Selon le communiqué incriminé, le procureur de la République près le tribunal de première instance d’Abidjan aurait décidé de l’ouverture d’une information judiciaire contre Nina Keita. Le document précisait que cette prétendue enquête était ouverte au regard des faits graves liés aux atteintes sexuelles sur mineurs pour lesquels Jeffrey Epstein a été condamné.
L’apparition de ce faux communiqué s’inscrit dans un contexte où des révélations de médias internationaux, dont Le Monde, ont révélé des échanges entre Nina Keita et Epstein, indiquant que la nièce du président ivoirien « jouait les entremetteuses pour le pédocriminel ».
Au regard de ces informations, les partis PDCI et FPI ont officiellement demandé aux autorités ivoiriennes d’ouvrir une enquête judiciaire afin que toute la lumière soit faite sur cette affaire. Le FPI avait également réclamé le limogeage de Nina Keita de ses fonctions publiques.

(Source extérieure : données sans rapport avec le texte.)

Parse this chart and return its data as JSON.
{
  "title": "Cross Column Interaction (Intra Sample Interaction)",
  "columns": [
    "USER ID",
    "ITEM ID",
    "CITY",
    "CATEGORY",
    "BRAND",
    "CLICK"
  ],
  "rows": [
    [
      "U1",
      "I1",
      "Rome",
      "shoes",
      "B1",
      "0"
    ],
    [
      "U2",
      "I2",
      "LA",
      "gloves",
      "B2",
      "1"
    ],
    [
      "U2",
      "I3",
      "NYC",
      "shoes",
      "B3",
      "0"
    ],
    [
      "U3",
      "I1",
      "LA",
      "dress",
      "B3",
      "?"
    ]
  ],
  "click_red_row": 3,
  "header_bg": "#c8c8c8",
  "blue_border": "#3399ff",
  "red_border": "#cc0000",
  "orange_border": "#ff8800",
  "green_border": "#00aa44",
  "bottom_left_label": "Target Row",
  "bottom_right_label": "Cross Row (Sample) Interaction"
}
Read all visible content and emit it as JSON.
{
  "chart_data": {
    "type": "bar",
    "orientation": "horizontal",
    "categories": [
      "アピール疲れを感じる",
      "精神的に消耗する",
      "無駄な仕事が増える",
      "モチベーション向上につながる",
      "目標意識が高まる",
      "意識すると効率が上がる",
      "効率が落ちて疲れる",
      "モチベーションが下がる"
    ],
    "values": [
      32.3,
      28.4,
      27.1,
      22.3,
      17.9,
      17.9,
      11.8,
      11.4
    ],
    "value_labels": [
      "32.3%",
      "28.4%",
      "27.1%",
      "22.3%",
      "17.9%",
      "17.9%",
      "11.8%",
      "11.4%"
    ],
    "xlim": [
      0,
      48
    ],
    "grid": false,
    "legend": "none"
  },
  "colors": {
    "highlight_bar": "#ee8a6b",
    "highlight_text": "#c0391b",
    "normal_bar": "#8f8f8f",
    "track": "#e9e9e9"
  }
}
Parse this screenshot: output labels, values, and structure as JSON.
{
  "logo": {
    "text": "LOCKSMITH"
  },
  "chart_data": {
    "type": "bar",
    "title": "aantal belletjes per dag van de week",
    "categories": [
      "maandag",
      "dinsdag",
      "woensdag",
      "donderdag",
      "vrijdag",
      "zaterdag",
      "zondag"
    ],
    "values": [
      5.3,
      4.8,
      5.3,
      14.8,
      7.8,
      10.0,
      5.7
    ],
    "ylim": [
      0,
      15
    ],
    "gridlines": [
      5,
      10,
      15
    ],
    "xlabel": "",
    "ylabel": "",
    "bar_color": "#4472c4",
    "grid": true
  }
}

À ce jour, aucune enquête n’est ouverte sur le dossier en Côte d’Ivoire. Le ministère de la Justice et des Droits de l’Homme a formellement démenti l’information portée par ce faux communiqué. Sur sa page Facebook, le ministère a partagé le document avec la mention « Fake News ».
La plateforme Alerte 100 a également indiqué que ce « document est faux », tout en précisant qu’« il a été diffusé et rédigé dans le but de tromper l’opinion publique et de semer la confusion au sein de la population ». Les autorités appellent à la vigilance face à la prolifération de fausses informations sur cette affaire sensible.